London: Men and women both find thinness in females attractive because they equate it with youth, fertility and a lower risk of diseases, a new study has found.

In the study, more than 1,300 people, both males and females, from the UK and nine other countries, rated the very thinnest female images with body mass index (BMI) of around 19 as most attractive.

Scientists from the University of Aberdeen have been working as part of an international collaboration co-ordinated by the Institute of Genetics and Developmental Biology at the Chinese Academy of Sciences in Beijing to try and discover why there is a link between body fatness and perceived physical attractiveness.

“What we wanted to investigate was the idea that when we look at someone and think they are physically attractive, are we actually making that assessment based on a hard-wired evolutionary understanding of their potential for future survival and reproductive ability?” said Professor John Speakman from the Chinese Academy of Sciences and the Institute of Biological and Environmental Sciences at the University of Aberdeen in Scotland.
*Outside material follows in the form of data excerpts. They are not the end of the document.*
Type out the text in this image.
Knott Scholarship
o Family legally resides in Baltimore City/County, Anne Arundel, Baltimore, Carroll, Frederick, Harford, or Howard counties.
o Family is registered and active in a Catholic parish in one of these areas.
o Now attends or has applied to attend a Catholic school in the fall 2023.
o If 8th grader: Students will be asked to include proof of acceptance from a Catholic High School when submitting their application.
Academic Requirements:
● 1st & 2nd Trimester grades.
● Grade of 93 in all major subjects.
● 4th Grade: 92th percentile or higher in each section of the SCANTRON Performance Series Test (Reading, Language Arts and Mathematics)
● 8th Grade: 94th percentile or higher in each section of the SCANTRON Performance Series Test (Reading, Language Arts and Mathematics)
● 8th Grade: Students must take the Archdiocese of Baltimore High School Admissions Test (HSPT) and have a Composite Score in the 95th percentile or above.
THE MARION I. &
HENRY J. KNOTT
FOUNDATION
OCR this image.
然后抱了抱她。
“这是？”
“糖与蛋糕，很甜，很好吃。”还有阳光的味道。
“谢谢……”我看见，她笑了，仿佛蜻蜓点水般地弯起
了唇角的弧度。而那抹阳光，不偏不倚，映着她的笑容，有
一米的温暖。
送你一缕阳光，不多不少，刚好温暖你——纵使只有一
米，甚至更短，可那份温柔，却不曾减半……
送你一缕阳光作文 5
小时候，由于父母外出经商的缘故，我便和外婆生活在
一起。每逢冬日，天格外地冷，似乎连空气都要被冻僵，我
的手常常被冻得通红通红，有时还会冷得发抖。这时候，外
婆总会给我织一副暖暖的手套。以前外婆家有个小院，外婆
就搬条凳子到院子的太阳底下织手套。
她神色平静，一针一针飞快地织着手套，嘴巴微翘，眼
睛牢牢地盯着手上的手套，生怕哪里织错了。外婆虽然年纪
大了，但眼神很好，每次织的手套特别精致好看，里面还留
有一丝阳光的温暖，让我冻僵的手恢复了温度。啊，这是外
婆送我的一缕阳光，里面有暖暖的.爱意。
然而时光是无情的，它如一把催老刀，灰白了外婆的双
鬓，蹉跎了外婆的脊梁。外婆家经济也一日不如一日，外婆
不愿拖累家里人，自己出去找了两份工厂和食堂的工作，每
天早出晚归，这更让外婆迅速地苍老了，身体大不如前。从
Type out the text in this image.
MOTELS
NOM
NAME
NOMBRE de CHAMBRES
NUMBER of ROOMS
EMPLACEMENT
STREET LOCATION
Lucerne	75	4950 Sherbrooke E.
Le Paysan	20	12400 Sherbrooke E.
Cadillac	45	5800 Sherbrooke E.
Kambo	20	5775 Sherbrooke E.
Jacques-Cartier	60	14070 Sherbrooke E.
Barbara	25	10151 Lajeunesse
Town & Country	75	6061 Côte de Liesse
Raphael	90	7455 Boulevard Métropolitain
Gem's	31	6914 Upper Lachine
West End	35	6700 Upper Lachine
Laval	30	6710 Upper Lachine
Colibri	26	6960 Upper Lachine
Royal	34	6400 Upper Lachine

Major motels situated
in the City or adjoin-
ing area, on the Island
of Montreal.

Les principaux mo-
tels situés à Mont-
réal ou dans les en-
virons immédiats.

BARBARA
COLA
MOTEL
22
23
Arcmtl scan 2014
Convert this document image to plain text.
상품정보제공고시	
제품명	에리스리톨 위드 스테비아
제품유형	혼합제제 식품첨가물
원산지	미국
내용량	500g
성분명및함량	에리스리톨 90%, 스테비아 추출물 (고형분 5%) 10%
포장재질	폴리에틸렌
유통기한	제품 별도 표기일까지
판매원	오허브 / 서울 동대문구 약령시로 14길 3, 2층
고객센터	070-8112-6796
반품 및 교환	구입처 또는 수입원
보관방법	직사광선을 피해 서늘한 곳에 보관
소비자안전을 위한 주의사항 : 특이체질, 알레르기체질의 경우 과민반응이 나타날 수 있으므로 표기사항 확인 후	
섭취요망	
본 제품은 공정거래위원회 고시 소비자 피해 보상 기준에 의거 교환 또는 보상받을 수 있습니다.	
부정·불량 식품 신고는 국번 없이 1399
To test their idea, the scientists built a mathematical model which combined the relationships between levels of obesity and the future risk of mortality from all causes, and the relationship between obesity and the future possibility of having children.

This model predicted that people would perceive females with a body mass index (BMI) of between 24 and 24.8 as being the most physically attractive.

The researchers tested the prediction on study participants. They were shown 21 image cards showing females with different levels of body fatness and were asked to reorder them from least to most attractive.

In all the populations, males and females rated physical attractiveness of the female images very similarly. The very thinnest images with body mass index of around 19 were rated as most attractive. As fatness increased above that value, the less attractive they were rated.

When subjects were asked how old they thought the people in the images were, they judged that fatter people were older.

Age is itself a strong indicator of evolutionary fitness. When the age factor was included into the model the optimum fatness fell to a BMI somewhere between 17 and 20 – corresponding exactly to the images people found to be most attractive.

This suggests that we find thinness in females so attractive because we equate it with youth – a BMI of 17-20 corresponds to the average BMI of a young 18-20 year old with maximal fertility and minimal risk of future disease, researchers said.

“Although most people will not be surprised that extreme thinness was perceived as the most attractive body type, since this prevails so heavily in media, culture and fashion, the important advance is that now we have an evolutionary understanding of why this is the case,” said Dr Lobke Vaanholt, who organised the University of Aberdeen component of the study.